I am told by folks in some of the MPN advocacy groups that many medical textbooks are out of date, and that docs get very little info about MPNs because they are rare. However, MPNs have been featured at ASH (American Society of Hematology) conferences in recent years, so better treatment info is gradually filtering down to clinicians.
I wish that assessing ET patients for overall clot risks besides elevated platelets (cholesterol levels, weight, diet, diabetes, tobacco use, alcohol consumption, family history, exercise levels, etc) were part of ET treatment.
But it's not.
Fortunately, you can get some of this holistic care if you talk to your GP. Mine has been very responsive to my concerns about overall circulatory health.
Wondering why Xarelto? I'm in 70s diagnosed in 2019, on HU plus baby aspirin.

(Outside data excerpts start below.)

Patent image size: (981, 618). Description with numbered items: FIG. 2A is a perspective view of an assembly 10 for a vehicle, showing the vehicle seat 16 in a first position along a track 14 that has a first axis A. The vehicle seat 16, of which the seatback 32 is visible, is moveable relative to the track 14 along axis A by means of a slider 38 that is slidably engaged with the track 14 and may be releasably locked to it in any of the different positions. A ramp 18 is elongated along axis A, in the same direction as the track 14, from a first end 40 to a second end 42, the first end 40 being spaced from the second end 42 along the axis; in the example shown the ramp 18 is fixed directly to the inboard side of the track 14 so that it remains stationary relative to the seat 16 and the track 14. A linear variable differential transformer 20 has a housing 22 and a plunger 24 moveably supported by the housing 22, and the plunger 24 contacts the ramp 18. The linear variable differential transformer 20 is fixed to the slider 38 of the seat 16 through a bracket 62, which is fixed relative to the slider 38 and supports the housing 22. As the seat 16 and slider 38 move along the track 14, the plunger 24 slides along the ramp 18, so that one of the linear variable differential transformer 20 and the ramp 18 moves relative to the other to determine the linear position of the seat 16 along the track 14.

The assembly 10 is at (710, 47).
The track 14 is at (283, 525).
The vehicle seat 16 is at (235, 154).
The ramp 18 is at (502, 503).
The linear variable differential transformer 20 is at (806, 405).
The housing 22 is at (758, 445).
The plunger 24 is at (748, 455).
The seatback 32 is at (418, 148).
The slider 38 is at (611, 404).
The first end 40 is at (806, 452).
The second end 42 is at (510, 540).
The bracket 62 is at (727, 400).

My platelets were high for 3 years before I was diagnosed. My platelets are now normal, and I'd rather be on rx, then have stroke or heart attack. btw I've ET Jak2
Bevjg has diagnosed blot clots in her lungs...xarelto is a blood thinner. Assuming the medical people are trying to reduce or destroy the clots which could be life threatening.
I intially had MDS but after a bone marrow biopsy, it was found I didn't have it anymore. Why? My doctor can't explain it either. Now she says I have Thrombocytoses. My platelets run from 500 to 700. I'm on Hydro and Angrelide. I get blood tests every 2 weeks. Two weeks ago my platelets were 330. Now, two weeks later, they are 550. Why? I'm am wondering about the machine that reads the blood. I have read that the machines can sometimes read something else and marks it as platelets. The meds make me feel awful. She claims she doesn't know what else to do for me. Does anyone out there have an alternative med you take? Everytime I see her (every 2 months) she tells me I could have a stroke or heart attack. I am aware of that but I wonder if she has consulted with any other physicians in her practice.
Has your GP suggested you see a hematologist perhaps?
I sincerely hope you make an appointment with an MPN specialist. Are you taking low dose aspirin or blood thinner?